It really is a pleasure to exchange knowledge with you.
Regards,


----------



## gengo

Cubanboy said:


> You're right that it isn't a proper noun, but you can't translate it as ''en la forma de piedra angular'' either as you previously mentioned.



I didn't mean to imply that "en forma de piedra angular" should be used as a translation.  I only meant that keystone refers to a trapezoidal shape here, and therefore does not need to be capitalized as if it were a proper noun.



> I already corrected the error and finally translated it as *''corrección trapezoidal vertical''*. Thank you very much for the correction. Is that OK with you?



You know better than I what sounds best, but I did see many, many Spanish websites that used the word keystone (always capitalized, for some reason).  Your translation is certainly clearer to someone who is unfamiliar with the English word keystone, but the important thing is to choose the word that is used most often by experts in this context.


----------



## cirrus

I think the problem is that instuctions written in English rarely make sense to English speakers, let alone when they go on to be translated to another language. I wonder whether this is because they are written by experts or whether they are just bad translations from some other language. Whilst I understand keystone adjustment (I have to do umpteen presentations) I can't think of another way to describe it other than something long winded - adjusting the image so that the projection seems more like a square rather than a flared quadrilateral.

Also I have to admit that as a man the last thing that occurs to me is to read the instructions. These days there is a tendency either for equipment to just come with a cartoon or no instructions and telling you go to the manufacturer's website.


----------



## sdgraham

gengo said:


> Cubanboy, why is "Keystone" capitalized in Spanish?  It is not a proper noun, and just means (en la forma de) piedra angular.



Note that "Keystone" is a now-defunct brand of motion picture projectors.

See HERE, for example.

I have no idea how the name became associated with distortion or whether it was simply coincidence.


----------



## gengo

sdgraham said:


> Note that "Keystone" is a now-defunct brand of motion picture projectors.
> 
> See HERE, for example.
> 
> I have no idea how the name became associated with distortion or whether it was simply coincidence.

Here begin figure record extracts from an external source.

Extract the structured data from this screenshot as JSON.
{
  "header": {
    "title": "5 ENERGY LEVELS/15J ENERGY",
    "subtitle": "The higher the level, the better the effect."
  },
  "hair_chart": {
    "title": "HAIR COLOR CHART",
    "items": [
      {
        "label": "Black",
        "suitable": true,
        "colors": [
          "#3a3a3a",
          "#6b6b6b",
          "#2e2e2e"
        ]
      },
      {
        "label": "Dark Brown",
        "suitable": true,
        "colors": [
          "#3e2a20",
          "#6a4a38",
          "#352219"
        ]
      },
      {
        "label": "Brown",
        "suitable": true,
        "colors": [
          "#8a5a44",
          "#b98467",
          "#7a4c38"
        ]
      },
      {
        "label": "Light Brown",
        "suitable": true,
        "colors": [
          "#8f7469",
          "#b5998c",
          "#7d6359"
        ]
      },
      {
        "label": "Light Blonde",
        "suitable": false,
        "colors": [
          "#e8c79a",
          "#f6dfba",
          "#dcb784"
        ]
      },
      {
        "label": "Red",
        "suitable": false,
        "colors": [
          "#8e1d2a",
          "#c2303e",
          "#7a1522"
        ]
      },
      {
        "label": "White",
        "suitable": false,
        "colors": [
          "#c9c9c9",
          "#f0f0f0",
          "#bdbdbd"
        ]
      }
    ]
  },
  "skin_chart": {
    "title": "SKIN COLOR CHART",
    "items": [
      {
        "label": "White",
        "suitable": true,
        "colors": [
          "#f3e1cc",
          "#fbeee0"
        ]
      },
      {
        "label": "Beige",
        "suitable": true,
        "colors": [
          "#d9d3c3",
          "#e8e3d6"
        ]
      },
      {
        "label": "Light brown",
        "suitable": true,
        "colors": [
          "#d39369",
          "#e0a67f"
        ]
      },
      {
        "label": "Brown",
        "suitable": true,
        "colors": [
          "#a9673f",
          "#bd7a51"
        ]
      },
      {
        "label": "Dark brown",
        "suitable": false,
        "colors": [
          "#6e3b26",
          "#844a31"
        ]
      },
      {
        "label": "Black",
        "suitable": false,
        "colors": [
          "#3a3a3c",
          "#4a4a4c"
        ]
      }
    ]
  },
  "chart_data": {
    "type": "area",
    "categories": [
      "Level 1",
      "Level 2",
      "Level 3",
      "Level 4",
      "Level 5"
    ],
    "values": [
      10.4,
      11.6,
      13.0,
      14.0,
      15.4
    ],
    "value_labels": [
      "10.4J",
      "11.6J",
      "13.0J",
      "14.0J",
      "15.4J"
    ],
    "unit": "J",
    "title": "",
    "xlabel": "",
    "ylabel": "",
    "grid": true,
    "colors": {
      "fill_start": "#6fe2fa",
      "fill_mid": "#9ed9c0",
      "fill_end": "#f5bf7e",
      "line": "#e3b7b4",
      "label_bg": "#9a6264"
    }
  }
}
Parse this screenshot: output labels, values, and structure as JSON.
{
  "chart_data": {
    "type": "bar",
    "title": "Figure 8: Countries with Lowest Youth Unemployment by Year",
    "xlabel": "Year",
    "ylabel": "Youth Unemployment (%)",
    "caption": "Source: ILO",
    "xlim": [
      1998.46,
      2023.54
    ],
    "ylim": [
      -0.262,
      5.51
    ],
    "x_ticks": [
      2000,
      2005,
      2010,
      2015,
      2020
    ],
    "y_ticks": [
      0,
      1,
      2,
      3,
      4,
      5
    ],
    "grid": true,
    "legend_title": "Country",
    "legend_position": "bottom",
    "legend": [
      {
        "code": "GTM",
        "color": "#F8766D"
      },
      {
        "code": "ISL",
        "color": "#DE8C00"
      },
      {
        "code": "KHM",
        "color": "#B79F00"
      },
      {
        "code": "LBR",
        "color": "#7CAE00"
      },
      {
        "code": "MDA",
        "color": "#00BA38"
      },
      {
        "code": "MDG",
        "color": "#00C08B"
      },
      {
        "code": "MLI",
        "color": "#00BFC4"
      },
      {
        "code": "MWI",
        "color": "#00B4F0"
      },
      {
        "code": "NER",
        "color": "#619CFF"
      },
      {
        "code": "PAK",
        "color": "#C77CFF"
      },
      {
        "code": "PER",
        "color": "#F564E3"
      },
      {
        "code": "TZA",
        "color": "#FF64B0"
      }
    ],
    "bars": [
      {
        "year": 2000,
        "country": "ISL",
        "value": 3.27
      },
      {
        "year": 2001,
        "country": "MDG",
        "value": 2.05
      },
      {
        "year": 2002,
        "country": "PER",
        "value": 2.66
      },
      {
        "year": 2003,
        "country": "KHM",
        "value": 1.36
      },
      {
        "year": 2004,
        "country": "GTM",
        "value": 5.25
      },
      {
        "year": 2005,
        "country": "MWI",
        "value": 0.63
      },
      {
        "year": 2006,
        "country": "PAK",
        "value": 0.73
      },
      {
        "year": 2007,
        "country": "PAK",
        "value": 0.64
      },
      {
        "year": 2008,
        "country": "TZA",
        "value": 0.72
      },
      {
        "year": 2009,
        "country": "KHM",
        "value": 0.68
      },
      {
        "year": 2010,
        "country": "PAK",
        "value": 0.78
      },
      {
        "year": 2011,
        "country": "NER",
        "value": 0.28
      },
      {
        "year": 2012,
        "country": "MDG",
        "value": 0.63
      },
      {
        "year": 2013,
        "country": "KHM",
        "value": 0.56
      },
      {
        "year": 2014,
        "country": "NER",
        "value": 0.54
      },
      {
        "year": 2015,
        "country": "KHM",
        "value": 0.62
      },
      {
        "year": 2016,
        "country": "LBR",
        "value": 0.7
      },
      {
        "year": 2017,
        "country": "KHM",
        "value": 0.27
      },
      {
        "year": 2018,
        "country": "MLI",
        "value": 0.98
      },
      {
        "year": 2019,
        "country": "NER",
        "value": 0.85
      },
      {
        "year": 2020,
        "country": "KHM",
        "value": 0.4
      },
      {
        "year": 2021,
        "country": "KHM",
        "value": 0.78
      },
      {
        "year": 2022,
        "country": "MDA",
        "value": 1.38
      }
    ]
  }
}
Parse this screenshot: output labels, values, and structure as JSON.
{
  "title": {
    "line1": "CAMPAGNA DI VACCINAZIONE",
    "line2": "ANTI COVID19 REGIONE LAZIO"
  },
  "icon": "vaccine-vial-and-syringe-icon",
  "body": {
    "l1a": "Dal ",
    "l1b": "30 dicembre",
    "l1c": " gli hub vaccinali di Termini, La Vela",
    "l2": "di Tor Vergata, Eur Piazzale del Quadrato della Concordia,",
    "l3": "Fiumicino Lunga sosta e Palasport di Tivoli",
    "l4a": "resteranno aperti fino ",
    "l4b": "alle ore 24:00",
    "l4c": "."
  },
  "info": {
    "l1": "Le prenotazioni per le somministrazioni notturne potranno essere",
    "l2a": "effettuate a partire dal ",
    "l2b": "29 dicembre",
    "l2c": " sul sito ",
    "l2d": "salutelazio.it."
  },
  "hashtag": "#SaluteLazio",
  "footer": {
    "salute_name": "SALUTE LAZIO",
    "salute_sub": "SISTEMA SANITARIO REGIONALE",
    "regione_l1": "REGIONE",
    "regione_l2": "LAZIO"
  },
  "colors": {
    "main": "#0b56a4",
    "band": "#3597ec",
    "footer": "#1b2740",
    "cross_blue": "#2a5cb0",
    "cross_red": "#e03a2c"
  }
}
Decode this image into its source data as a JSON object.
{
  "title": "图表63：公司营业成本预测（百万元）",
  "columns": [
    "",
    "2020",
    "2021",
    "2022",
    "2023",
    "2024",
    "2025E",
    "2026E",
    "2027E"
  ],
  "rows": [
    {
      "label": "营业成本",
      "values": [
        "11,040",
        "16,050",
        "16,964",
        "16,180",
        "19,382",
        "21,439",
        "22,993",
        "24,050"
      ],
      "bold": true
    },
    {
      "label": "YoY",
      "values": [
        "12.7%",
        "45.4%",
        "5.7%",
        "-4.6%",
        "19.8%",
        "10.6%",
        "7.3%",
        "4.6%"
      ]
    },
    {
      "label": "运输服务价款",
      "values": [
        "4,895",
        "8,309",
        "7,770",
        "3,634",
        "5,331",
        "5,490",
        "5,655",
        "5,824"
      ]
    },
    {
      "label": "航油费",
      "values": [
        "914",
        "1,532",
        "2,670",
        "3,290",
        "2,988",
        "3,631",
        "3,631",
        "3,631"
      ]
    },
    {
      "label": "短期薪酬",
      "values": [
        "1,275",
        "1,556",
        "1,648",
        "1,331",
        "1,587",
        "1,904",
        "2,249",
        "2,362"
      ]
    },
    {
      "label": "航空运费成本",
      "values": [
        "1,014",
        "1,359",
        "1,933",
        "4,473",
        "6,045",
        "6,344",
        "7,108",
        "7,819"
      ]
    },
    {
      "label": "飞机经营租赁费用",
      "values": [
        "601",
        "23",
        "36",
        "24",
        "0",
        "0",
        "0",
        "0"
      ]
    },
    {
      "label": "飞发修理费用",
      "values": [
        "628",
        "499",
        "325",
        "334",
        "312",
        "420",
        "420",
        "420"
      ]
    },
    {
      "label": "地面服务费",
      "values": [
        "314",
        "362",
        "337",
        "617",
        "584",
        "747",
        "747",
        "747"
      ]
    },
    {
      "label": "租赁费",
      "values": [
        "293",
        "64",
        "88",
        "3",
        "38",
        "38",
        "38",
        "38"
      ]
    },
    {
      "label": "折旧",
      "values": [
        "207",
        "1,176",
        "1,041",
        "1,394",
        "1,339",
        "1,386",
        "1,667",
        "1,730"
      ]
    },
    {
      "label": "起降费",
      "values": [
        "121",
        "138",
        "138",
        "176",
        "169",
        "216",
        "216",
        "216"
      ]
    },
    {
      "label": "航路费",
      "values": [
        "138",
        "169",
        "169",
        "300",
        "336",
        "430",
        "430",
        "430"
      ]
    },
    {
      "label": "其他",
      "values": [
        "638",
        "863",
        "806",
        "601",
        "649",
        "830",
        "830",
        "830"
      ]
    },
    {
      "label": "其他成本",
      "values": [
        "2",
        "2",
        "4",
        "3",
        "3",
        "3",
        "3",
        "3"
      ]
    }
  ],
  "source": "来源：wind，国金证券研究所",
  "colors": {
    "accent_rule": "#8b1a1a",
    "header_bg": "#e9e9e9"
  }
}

That must be a coincidence.  Look at the link I gave in post #4, and you'll see an illustration of what is happening here.  The uncorrected projection has a trapezoidal shape, exactly like that of a real keystone (at the top of a stone arch).  This is corrected to make the projection square.  So the word keystone is referring to the shape of the projection, and has nothing to do with any proper noun.


----------



## Soledad Medina

Mi inmensa gratitud para todos por sus valiosas sugerencias e interesantes comentarios.  Me alegra estar rodeada de foreros inteligentes como ustedes.
Un abrazo
Soledad


----------